The cold nights of Kamino were much like my native Canadian winters, just with much, much more water and rain. I laid on my side, having evicted Jango from his bed so I could rest, not that he minded. He was out on a bounty as I laid there, watching the plain wall, wondering if the scent that hung in the apartment was typical of the two or something else. Either way, I'd have to learn to get used to it.

I was nearly asleep when I heard a scratching at the door, well, more of a sad, pathetic knock than a scratch as I rolled onto my other side, grabbing my t shirt from the ground. I wore a pair of Jango's baggy pants, since they were softer and more comfortable to sleep in than hard denim. Pulling the t shirt over my head I answered the door, my braid still stuck between my back and the shirt.

What I saw was young Boba, his cheeks wet and his dark brown eyes watery. Needless to say, I melted and bent my knees, crouching beside him and wiping away the tears with my hands. "What's wrong?" was all that came out of my mouth. The standard, motherly question to ask when something goes wrong and you don't quite know what it is that is going wrong.

"I had a bad dream," Boba said in a soft voice, gentle and very unlike how he was when his father was around. I had come to understand that, though they were the same person genetically, each had their own attitude, their own personality, though despite that, both were a lot softer, more compassionate, when the other wasn't around.

I crouched and wrapped my arms around his chest, hugging the young, frightened boy against me. He was warm, very warm, especially in comparison to my normally cold self. I let my eyes close and I rocked him back and forth, just gently, as if I was trying to calm a baby, though I would never. I hate children, as a rule, though Boba seems to be the objection. "Do you want to tell me about it?" I asked with an even toned voice, trying not to -pry- into his dream, but at least gain an understanding. I was aware that Jango had nightmares as well, and I knew that him and I had experienced the same dream, from different perspectives, about his death by Windu, and I was curious whether or not Boba was having the same dream.

"I... uh," he looked down, I could feel it because his face brushed against my shoulder, where the shirt had pulled to the side. "No..." he finally came up with, after much delay.

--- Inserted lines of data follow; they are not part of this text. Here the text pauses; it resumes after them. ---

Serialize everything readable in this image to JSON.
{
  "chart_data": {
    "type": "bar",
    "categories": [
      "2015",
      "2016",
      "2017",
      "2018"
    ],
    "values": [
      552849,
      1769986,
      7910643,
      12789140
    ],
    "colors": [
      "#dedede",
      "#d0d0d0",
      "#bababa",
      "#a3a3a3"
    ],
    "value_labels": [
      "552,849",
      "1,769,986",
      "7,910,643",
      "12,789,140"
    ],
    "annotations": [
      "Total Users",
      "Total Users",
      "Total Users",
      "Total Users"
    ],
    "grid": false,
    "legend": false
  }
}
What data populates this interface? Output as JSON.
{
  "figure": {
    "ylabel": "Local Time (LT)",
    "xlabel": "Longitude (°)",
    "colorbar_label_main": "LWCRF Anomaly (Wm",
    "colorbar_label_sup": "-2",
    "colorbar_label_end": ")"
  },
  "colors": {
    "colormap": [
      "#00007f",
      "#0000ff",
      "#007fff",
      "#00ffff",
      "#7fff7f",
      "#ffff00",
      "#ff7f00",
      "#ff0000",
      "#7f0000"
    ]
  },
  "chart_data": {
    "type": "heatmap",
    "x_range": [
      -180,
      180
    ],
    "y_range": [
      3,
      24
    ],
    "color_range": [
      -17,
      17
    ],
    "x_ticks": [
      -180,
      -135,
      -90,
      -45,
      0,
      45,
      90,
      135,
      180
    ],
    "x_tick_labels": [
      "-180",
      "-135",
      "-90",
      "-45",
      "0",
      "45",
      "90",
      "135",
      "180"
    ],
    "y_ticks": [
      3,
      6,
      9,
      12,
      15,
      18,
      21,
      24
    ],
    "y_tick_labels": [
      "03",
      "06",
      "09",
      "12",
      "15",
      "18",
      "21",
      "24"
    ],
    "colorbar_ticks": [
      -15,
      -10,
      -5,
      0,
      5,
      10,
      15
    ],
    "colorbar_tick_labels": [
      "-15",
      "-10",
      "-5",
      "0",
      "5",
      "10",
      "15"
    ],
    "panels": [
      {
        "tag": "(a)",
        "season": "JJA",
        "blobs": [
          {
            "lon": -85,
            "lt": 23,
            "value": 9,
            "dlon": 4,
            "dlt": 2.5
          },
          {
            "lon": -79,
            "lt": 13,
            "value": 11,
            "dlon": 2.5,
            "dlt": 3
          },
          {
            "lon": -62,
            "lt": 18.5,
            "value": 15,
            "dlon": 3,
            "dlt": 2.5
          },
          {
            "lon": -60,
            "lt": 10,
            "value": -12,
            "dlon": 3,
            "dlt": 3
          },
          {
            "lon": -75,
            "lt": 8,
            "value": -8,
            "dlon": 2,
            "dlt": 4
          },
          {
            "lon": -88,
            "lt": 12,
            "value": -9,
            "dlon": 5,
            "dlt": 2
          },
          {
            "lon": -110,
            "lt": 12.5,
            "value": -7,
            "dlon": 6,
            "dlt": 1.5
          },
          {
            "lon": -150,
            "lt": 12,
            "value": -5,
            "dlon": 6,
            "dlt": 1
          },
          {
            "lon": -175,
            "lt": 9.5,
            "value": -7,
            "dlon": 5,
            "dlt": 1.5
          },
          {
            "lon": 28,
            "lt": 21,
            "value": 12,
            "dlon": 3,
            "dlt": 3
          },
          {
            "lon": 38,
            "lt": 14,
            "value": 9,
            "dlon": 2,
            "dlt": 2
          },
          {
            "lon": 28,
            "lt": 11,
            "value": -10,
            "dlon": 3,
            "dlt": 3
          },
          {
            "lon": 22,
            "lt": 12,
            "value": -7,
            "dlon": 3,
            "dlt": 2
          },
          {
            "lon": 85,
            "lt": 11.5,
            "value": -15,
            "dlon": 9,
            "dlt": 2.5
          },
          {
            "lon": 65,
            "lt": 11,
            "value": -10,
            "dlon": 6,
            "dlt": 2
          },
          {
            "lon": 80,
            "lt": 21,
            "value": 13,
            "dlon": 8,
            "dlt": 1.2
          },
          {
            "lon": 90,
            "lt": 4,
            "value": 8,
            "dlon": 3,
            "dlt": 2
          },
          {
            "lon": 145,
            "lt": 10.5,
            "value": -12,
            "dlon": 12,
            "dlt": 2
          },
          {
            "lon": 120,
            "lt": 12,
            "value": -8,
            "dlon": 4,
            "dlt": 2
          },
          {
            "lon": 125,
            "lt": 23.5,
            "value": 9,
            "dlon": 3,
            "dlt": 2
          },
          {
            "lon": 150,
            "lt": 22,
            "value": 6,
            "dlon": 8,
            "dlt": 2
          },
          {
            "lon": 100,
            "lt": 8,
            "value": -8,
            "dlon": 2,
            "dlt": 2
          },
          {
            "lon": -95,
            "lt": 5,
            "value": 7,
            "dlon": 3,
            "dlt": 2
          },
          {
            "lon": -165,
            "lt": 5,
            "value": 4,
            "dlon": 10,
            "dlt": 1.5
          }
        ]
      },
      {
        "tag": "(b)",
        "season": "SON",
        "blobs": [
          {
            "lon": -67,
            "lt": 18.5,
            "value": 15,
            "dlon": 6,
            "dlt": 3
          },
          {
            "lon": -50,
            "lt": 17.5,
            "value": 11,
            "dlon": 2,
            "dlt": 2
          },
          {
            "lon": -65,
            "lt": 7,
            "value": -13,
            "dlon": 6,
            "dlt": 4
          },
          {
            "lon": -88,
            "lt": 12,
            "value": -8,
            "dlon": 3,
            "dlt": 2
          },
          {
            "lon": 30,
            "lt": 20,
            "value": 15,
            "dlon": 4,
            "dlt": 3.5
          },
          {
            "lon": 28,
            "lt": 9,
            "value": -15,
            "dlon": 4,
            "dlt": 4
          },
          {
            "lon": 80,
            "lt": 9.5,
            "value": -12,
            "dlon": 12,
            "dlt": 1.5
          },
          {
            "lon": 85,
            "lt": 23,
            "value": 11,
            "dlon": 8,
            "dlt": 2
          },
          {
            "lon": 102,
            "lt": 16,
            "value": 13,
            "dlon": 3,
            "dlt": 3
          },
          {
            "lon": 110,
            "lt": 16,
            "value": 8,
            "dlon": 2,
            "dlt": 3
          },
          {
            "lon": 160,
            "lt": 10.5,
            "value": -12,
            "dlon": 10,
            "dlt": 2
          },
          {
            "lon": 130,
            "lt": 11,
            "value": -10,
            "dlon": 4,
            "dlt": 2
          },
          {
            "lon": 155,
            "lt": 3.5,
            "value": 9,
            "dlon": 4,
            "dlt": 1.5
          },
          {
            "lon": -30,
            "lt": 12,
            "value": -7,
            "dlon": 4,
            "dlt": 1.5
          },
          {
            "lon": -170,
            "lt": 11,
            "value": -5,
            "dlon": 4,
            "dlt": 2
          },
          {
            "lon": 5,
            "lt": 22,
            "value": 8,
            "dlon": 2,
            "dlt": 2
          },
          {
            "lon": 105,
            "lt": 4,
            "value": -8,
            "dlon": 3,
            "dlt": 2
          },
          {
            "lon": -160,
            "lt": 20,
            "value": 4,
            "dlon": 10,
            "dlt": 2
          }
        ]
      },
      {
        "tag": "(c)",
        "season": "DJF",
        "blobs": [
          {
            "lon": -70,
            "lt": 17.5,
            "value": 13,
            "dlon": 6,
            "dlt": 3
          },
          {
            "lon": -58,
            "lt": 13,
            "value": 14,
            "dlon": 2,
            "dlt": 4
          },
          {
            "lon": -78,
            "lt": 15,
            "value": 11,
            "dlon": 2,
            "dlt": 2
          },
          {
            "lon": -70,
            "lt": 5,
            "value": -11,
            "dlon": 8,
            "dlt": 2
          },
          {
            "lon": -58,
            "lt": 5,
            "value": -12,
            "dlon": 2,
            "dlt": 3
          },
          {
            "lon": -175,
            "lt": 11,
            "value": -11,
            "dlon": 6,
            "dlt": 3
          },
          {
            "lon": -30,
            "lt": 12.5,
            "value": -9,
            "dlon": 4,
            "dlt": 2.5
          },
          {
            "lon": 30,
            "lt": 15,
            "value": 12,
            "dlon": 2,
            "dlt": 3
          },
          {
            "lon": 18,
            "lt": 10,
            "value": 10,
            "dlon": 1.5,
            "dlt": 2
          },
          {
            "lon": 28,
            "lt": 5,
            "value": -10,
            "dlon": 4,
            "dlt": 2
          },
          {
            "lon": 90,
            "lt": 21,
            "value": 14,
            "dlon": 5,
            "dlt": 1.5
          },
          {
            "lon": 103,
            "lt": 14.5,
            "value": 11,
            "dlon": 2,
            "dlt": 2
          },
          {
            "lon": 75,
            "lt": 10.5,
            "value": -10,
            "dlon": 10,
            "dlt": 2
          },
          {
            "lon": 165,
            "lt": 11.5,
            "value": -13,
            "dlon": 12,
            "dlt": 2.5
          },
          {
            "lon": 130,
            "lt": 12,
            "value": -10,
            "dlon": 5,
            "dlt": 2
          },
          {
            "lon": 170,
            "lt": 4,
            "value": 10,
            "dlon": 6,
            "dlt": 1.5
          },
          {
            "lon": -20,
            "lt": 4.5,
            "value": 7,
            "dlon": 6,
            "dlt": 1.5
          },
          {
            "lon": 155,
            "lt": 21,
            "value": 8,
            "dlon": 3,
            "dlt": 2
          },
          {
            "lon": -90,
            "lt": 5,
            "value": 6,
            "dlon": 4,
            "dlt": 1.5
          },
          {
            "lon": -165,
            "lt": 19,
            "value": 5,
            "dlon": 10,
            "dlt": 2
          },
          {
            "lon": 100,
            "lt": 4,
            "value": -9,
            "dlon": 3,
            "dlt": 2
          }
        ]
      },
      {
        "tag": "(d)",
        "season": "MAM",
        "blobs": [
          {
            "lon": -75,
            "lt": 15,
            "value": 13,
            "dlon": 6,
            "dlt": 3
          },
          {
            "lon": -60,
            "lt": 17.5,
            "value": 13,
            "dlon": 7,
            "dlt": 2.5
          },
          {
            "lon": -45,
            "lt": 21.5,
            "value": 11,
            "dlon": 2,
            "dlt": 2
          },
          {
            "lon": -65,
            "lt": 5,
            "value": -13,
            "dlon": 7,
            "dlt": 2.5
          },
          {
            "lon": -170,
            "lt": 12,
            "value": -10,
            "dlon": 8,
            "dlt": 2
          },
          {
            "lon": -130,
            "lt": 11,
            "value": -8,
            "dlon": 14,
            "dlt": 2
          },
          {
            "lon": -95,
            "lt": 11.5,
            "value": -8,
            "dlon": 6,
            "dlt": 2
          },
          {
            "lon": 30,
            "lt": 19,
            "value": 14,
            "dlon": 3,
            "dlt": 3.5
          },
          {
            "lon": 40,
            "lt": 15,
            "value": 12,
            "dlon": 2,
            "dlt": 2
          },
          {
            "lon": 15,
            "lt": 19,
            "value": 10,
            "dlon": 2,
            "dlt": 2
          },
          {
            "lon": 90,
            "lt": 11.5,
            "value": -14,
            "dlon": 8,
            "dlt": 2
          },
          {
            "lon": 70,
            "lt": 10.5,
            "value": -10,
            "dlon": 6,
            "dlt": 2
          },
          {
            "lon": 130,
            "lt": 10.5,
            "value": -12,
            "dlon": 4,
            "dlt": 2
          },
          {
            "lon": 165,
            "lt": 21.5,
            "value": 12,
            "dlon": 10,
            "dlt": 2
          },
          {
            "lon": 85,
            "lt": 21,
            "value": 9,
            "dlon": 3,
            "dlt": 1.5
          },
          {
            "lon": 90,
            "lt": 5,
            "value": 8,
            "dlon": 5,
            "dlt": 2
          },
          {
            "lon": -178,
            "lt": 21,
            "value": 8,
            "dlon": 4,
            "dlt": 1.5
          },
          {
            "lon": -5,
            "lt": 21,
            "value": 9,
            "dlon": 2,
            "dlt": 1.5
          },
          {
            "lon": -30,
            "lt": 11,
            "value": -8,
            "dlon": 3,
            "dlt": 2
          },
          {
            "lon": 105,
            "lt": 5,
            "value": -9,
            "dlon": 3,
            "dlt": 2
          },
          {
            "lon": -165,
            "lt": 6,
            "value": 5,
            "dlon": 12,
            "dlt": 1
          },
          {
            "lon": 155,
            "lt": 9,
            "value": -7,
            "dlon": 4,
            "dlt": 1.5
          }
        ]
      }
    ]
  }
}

I felt sorry for the small lad, I had to. Before I came along, he had been left with no other company than the cloners and the clones that they had created, neither of which were of much comfort if you thought about it. I tightened my grip and let out a slow breath. "You should get back to bed, kiddo," I urged as I felt him shake his head. I knew what it was like to have nightmares, and I did get the strange sensation that his dream was the one that his father and I had been sharing.

"Can... Can I stay here?" he asked, timid, meek, afraid. I wondered for a second what he was afraid of, before answering my own curiosity. Rejection. He didn't want to be told that he wasn't welcome, though he also understood that it wasn't what was perceived as proper behaviour for a bounty hunter in training.

I smiled at him, nodding. "Of course," I said softly, lifting the pyjama clad boy off the ground and setting him on the bed. He looked up at me as I turned around, his eyes wide and giving a very affective "lost puppy" look. "I'm just going to the other side," I said making my way around the foot of the bed, laying on the opposite side of Boba.

I laid back and immediately I found the young boy against me, almost to the point where I couldn't roll on to my side for my own comfort. I pushed him gently to the side and smiled, messing him his already dishevelled hair. His small hands gripped the shirt and I felt another motherly tinge coming forward as I slipped an arm under his form and wrapped another around his shoulder, hugging him and slowly, lulling him into a sleep I wished to be peaceful, though I never could know. I could only hope.

Soon after I heard the soft murmurs of Boba as he slept, I fell into the blanket of soft and welcome darkness, awakening only when the door cracked a little and light flooded the floor of the dark room. Jango had returned home.

The welcome he got was merely an opened eye looking at him before I fell back into unconscious rest, Boba was too tired and in too deep a sleep to wake. I could hear him as he took off his armour, resting his helmet on a stand of some sort where it made a slight "thud" sound of metal on wood.

He removed his shirt, I could hear the material rustling, and pulled the sheets away from the bed, climbing in on Boba's side and pushing his son and I a little further towards the opposite edge. I felt his hand brush my shoulder through the fabric of my t shirt, then my cheek before wrapping around his son, bare arm pressing into my stomach slightly as he pulled close.

For a minute, it felt like a family, but then one would realize that I am, in essence, a babysitter at the moment for the young Boba, who was a clone of his "father", Jango. Jango travelled across the galaxy on "business", killing people for a living which brought in an incredible revenue, which combined to the already astronomical pay that he was getting for being the genetic source for the clone army of the Republic.

I let this unsettling thought go and returned to my sleep, knowing that when I woke I would head back to Coruscant on my own to reunite with my two friends, Tash and Christine, and try to figure out a way that would save the man who's son I was holding, without altering the future of Star Wars too much. It was a daunting task, and with the Clone Wars looming swiftly ahead of us, we had to work fast.